Purification and properties of extracellular phytase from Bacillus sp. KHU-10

Bacillus species producing a thermostable phytase was isolated from soil, boiled rice, and mezu (Korean traditinal koji). The activity of phytase increased markedly at the late stationary phase. An extracellular phytase from Bacillus sp. KHU-10 was purified to homogeneity by acetone precipitation and DEAE-Sepharose and phenyl-Sepharose column chromatographies.
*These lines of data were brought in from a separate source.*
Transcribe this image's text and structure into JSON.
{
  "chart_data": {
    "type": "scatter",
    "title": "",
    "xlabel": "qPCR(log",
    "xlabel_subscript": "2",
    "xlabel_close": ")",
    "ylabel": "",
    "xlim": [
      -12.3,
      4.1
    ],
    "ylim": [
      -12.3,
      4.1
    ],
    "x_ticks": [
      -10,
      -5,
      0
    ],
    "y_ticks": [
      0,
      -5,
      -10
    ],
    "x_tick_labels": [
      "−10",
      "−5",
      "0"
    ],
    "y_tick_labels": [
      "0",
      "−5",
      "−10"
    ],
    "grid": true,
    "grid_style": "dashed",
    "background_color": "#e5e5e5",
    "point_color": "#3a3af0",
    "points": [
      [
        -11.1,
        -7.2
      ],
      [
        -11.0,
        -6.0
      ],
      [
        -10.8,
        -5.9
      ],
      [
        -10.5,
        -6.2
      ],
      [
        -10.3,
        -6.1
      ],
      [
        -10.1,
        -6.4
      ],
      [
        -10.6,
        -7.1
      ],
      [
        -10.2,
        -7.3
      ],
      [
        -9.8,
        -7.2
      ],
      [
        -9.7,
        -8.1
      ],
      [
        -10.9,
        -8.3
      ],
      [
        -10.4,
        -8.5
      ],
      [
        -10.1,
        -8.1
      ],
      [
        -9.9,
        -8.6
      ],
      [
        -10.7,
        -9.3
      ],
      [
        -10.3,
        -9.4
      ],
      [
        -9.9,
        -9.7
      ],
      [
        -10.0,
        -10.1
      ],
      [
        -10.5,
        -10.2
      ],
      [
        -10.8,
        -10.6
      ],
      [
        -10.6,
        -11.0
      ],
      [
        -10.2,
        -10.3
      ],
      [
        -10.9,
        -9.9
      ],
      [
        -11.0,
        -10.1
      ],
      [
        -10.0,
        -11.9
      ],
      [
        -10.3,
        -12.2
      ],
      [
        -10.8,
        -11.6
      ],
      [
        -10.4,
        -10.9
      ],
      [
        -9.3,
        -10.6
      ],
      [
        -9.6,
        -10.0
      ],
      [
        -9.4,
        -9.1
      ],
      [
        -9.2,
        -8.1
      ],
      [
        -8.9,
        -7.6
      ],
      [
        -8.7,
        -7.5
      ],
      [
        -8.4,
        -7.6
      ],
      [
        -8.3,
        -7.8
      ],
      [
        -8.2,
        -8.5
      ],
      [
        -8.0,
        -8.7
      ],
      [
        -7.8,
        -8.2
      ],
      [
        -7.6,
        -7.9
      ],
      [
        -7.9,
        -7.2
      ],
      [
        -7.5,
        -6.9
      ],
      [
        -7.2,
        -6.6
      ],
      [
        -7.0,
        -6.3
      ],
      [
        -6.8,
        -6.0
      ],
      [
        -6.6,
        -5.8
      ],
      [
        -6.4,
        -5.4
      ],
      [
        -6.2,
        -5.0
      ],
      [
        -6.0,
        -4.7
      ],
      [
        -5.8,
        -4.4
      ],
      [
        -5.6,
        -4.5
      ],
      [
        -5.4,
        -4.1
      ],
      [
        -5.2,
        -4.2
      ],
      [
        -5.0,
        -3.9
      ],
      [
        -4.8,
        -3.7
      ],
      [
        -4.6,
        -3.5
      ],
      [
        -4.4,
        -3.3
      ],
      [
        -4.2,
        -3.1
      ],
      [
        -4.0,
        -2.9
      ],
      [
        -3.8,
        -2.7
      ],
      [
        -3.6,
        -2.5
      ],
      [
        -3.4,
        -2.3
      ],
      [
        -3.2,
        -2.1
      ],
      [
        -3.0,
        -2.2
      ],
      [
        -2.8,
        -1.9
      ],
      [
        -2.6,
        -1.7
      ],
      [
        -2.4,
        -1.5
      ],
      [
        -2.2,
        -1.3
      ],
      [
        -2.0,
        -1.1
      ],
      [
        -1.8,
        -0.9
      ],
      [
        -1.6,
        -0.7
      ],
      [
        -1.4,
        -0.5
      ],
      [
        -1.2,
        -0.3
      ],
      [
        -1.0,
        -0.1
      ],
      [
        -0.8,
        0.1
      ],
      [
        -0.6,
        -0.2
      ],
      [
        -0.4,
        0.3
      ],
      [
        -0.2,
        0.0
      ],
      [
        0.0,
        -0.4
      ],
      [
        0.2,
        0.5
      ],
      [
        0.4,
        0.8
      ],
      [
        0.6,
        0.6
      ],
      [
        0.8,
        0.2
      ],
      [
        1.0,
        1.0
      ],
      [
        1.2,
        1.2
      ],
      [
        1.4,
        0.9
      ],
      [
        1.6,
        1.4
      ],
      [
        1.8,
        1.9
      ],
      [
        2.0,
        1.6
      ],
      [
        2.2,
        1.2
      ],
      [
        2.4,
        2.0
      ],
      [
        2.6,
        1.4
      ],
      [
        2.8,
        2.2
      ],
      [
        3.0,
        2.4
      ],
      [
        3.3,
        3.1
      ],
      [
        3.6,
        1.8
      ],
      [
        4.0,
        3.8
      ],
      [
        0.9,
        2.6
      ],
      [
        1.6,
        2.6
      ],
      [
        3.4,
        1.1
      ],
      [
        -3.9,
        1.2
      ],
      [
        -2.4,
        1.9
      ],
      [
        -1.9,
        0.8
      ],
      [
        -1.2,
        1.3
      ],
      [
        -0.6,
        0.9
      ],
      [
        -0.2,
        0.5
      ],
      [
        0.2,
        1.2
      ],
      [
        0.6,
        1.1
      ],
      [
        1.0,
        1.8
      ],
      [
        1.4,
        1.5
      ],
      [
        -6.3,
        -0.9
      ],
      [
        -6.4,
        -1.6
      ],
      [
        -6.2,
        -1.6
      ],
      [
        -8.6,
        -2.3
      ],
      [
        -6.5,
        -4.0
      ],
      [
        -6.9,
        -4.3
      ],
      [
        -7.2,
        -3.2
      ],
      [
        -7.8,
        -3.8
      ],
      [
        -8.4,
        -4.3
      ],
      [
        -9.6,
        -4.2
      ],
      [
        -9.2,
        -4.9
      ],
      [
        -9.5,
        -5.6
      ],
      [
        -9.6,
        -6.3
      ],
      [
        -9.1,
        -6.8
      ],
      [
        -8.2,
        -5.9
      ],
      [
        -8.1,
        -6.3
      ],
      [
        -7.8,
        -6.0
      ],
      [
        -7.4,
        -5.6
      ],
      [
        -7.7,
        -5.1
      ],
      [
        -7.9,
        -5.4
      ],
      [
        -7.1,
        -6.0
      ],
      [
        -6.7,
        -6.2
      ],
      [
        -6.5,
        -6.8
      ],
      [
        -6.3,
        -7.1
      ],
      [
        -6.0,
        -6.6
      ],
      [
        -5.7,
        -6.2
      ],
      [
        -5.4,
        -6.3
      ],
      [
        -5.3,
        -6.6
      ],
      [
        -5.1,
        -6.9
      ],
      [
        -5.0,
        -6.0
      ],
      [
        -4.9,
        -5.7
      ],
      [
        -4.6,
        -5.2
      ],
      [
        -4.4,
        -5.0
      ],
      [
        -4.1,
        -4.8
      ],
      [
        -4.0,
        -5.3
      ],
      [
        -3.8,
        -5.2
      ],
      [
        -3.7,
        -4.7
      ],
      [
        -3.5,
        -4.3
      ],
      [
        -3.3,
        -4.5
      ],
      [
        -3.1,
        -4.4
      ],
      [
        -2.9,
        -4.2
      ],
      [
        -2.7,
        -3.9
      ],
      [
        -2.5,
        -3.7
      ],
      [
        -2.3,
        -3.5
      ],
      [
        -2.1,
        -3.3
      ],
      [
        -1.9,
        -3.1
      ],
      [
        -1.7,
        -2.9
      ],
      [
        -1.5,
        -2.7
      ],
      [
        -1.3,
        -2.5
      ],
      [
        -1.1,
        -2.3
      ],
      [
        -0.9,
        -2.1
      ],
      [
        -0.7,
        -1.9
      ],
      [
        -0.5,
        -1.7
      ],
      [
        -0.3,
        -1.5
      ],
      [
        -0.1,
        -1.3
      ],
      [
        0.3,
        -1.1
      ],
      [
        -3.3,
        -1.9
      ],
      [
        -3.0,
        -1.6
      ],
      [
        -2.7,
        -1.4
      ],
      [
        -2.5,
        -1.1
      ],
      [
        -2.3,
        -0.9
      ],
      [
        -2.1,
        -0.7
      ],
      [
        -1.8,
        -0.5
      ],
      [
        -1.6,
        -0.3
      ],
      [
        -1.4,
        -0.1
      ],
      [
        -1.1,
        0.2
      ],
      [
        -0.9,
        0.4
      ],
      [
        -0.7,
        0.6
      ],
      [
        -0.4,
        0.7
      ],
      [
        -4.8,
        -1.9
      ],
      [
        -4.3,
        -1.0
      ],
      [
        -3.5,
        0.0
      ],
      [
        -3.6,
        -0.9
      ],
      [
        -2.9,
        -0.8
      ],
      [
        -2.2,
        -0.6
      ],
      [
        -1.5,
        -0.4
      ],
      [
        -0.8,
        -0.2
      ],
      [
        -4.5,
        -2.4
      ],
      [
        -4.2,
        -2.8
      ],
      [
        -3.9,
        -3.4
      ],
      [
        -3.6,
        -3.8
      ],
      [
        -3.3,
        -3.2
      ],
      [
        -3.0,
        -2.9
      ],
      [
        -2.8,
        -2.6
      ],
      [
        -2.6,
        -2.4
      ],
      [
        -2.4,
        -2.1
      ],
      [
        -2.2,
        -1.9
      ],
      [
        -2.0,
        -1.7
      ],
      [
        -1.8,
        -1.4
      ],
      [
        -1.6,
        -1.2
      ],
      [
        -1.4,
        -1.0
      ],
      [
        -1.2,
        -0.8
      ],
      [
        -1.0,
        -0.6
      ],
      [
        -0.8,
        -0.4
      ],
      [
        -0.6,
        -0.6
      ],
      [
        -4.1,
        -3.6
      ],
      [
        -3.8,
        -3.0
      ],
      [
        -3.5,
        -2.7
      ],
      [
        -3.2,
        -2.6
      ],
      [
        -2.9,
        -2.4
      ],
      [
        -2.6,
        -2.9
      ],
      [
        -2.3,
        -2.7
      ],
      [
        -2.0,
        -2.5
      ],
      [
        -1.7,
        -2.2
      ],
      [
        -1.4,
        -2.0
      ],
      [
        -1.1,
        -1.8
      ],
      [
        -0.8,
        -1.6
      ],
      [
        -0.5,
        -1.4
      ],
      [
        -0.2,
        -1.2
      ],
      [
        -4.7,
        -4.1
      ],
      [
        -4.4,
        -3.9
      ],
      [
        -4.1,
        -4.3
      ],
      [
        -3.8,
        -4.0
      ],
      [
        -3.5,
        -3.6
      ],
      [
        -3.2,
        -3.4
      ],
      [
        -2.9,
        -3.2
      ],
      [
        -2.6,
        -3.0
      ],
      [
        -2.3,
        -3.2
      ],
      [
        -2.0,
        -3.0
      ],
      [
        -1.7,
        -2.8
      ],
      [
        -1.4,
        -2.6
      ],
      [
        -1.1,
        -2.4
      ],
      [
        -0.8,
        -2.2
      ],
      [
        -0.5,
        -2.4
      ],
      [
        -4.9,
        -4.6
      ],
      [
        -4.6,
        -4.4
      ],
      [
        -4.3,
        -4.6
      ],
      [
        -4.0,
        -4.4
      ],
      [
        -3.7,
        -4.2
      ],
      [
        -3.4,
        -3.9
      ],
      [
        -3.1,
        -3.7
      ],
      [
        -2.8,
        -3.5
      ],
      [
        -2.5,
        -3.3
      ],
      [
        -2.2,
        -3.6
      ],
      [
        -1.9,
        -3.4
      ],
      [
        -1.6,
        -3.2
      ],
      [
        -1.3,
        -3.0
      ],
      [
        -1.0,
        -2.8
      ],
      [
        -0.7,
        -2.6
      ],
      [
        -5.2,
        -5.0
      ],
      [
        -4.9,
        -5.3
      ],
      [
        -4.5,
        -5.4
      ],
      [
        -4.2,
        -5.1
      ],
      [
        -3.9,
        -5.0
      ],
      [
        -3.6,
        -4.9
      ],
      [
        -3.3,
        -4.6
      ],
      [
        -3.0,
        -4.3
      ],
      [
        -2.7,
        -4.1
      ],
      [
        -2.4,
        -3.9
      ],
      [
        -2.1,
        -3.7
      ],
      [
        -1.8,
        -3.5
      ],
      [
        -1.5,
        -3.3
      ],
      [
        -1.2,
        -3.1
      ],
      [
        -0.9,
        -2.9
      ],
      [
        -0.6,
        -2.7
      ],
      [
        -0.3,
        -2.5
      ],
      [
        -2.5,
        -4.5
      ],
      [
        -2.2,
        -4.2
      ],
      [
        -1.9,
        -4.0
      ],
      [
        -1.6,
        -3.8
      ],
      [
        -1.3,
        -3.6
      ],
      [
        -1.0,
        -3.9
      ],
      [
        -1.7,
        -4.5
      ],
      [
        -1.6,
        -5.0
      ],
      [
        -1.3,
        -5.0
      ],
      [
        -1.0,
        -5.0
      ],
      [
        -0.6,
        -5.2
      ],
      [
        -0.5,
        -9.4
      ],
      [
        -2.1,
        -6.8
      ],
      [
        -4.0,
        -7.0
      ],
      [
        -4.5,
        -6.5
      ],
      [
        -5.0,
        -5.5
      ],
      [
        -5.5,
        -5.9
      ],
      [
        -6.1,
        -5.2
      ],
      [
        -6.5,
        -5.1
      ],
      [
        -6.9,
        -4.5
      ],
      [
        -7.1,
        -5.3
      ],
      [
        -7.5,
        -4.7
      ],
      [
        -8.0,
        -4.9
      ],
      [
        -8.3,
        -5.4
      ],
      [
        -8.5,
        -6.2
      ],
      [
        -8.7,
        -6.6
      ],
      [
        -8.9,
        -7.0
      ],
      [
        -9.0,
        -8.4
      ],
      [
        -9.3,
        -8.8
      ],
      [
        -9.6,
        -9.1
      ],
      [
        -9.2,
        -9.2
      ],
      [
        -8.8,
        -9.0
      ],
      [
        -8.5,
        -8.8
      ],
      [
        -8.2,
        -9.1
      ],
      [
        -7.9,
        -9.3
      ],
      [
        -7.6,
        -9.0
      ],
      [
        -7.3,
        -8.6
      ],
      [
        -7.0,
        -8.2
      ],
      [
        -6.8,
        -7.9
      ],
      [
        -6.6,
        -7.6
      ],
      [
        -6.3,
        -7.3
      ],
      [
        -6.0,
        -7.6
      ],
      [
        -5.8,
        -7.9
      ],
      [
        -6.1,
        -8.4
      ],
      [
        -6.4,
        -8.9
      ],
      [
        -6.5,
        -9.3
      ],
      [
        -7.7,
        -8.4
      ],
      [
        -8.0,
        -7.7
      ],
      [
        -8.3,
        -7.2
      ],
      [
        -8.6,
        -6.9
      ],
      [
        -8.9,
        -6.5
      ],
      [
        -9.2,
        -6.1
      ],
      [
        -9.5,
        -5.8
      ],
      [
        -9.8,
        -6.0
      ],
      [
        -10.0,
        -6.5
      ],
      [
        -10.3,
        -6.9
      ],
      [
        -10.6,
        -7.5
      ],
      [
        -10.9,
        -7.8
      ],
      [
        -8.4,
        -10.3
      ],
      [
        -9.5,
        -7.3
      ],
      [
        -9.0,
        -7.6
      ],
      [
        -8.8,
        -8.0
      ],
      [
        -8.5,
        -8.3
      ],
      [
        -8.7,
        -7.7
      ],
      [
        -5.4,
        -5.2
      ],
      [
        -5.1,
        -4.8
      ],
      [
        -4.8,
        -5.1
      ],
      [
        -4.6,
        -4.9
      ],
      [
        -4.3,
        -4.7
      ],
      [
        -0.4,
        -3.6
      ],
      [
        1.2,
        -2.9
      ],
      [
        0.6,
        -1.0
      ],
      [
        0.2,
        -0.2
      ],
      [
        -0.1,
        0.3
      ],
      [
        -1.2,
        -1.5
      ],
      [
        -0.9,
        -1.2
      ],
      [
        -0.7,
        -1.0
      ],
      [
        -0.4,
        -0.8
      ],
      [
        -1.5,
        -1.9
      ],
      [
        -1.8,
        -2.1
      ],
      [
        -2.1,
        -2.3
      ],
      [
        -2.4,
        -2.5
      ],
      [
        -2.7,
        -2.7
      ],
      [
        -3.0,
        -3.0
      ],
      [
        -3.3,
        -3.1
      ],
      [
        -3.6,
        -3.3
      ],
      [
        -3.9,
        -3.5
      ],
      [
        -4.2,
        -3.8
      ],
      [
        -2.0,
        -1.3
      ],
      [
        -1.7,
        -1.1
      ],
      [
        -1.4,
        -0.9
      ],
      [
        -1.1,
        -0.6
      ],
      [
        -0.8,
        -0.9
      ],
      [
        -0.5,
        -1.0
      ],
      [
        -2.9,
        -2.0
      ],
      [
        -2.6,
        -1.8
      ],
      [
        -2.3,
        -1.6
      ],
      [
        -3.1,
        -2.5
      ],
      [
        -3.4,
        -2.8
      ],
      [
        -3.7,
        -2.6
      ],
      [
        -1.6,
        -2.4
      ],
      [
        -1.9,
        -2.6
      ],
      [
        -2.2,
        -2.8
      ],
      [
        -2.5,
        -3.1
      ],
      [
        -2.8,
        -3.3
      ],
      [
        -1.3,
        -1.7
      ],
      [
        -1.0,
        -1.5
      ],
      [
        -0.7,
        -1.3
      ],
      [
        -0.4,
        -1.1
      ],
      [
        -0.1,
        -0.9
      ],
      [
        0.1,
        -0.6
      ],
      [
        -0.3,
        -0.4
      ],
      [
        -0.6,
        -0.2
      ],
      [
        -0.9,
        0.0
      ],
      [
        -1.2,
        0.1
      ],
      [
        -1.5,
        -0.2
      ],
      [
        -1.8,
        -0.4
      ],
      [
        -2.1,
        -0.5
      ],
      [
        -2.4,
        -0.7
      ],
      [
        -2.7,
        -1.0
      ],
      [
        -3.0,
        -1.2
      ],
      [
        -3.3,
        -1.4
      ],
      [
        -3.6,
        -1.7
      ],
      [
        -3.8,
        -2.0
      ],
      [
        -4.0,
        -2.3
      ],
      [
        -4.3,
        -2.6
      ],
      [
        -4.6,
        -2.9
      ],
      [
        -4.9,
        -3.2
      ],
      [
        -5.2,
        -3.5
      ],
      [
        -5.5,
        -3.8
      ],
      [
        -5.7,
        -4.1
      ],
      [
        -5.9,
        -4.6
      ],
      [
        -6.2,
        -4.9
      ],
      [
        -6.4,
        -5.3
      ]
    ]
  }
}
Its molecular weight was estimated to be 46 kDa on gel filtration and 44 kDa on SDS-polyacrylamide gel elctrophoresis. Its optimum pH and temperature for phytase activity were pH 6.5-8.5 and 40°C without 10 mM CaCl₂ and pH 6.0-9.5 and 60°C with 10 mM CaCl₂. About 50% of its original activity remained after incubation at 80°C or 10 min in the presence of 10 mM CaCl₂. The enzyme activity was fairly stable from pH 6.5 to 10.0. The enzyme had an isoelectric point of 6.8. As for substrate specificity, it was very specific for sodium phytate and showed no activity on other phosphate esters. The K _m value for sodium phytate was 50 M. Its activity was inhibited by EDTA and metal ions such as Ba²⁺, Cd²⁺, Co²⁺, Cr³⁺, Cu²⁺, Hg²⁺, and Mn²⁺ ions.